Aceitar as leis e os valores alemães significa "que digam o verdadeiro nome e país de origem aos funcionários, não lutar, ter paciência e respeitar os outros, independentemente da religião ou sexo", sublinhou numa intervenção no parlamento (Bundestag), em Berlim.

De Maiziere sublinhou o direito de todos os requerentes de asilo a serem tratados "em paz, com respeito e dignidade" e garantiu que vai atuar "com toda a força do Estado de direito" contra "os disparates ultradireitistas" e perante o forte aumento dos delitos contra estrangeiros, que já chegaram - disse - a tentativas de homicídio.

O responsável do executivo de Angela Merkel apresentava no Bundestag as reformas legais para acelerar os processos, facilitar a integração dos refugiados, acelerar a deportação de quem não for aceite e aumentar o financiamento dos estados federados e dos municípios.

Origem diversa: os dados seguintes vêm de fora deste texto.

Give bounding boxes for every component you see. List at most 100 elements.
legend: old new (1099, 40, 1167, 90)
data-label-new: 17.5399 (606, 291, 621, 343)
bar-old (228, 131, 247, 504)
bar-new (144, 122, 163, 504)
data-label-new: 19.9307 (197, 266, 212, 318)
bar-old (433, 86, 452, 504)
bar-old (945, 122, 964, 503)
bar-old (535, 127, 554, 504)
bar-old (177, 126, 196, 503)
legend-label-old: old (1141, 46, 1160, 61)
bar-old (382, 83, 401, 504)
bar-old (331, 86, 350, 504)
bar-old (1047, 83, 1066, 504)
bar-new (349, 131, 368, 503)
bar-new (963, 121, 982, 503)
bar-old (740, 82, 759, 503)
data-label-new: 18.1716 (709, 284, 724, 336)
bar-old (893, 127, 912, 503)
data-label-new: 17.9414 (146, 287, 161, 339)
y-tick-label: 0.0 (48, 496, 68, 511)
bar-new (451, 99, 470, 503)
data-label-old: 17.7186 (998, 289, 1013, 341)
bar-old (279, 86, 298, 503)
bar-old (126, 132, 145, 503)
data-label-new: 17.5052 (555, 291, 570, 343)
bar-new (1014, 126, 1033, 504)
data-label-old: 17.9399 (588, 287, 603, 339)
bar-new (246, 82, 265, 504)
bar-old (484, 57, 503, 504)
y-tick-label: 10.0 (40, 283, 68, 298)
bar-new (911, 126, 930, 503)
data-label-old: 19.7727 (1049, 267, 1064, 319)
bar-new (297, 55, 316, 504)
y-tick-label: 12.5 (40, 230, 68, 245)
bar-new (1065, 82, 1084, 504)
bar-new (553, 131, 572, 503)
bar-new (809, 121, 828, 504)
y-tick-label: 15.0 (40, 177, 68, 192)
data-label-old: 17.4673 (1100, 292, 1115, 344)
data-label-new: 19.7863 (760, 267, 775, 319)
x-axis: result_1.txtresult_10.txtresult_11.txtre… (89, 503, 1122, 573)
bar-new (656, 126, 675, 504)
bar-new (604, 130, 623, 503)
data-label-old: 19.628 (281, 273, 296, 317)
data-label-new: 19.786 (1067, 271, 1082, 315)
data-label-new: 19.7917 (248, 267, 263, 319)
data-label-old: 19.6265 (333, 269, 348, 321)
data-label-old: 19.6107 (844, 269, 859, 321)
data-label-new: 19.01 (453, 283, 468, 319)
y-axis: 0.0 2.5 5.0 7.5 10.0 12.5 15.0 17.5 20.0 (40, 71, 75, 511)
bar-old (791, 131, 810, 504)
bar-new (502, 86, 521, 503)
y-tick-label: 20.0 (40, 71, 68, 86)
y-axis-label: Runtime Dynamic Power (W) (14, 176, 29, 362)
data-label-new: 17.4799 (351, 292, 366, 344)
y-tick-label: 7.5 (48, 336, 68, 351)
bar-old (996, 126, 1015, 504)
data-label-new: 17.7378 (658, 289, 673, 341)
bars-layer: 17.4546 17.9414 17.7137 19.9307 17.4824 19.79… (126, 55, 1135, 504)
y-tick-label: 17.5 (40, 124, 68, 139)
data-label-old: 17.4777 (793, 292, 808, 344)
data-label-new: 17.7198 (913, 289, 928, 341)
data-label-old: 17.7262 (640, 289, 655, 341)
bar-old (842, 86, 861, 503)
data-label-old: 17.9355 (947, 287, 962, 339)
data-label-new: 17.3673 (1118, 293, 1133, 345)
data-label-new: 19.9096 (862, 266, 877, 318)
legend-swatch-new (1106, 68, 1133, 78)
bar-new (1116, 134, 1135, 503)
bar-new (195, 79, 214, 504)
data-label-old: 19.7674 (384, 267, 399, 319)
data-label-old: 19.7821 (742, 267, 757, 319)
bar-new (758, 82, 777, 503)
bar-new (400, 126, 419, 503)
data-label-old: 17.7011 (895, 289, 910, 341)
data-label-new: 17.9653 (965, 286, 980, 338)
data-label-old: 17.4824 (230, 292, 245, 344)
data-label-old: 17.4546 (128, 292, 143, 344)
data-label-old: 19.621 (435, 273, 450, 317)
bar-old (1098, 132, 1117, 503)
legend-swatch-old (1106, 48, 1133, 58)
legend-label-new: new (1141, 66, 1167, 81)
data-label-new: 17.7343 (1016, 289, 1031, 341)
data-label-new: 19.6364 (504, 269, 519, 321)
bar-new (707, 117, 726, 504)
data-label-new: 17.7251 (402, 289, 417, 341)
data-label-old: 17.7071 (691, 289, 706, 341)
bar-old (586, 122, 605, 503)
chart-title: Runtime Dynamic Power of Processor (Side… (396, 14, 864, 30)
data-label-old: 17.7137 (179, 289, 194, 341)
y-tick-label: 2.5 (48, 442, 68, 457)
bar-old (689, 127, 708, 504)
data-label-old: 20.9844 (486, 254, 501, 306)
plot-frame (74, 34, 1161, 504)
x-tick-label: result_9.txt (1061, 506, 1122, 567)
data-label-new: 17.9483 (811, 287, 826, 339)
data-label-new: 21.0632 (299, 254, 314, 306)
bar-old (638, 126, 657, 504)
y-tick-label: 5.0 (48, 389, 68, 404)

Segundo dados do Ministério do Interior do estado da Baviera, principal porta de entrada dos refugiados na Alemanha, só no mês passado, a Alemanha recebeu entre 270 e 280 mil requerentes de asilo, mais do que em todo o ano passado. E de acordo com as previsões para este ano, o número total deverá situar-se entre os 800 mil e um milhão de refugiados.

Thomas de Maiziere reconheceu que alguns dos centros provisórios de acolhimento não são adequados e estão sobrelotados, mas pediu que não fossem feitas "exigências demasiado elevadas".

"Todos fazem um esforço enorme e de momento é tudo o que se pode fazer", declarou.

O ministro fazia alusão aos problemas registados na quarta-feira, em Hamburgo, onde meia centena de agentes da polícia foi chamada a intervir num centro de acolhimento, na sequência de distúrbios entre dois grupos de sírios e afegãos, num total de cerca de 200 pessoas, que se agrediram com barras de ferro e pedras.

Várias pessoas ficaram feridas, não sendo conhecido um número exato, e, ao que tudo indica, os distúrbios foram causados por divergências sobre a utilização dos duches.  Além dos feridos registaram-se ainda danos materiais, como a destruição de camas, cadeiras e outras peças de mobiliário.

Na terça-feira, uma rixa entre sírios e paquistaneses causou dois feridos em Dresden, enquanto no domingo 14 pessoas, incluindo três polícias, ficaram feridas num centro perto de Cassel, depois de confrontos entre 70 paquistaneses e 300 albaneses.

Nesta quinta-feira, as autoridades alemãs reforçaram o contingente policial junto ao centro de acolhimento de Hamburgo, apesar de não haver registo de novos distúrbios.

De acordo com a agência Efe, cerca de 50 veículos da polícia foram deslocados para o recinto.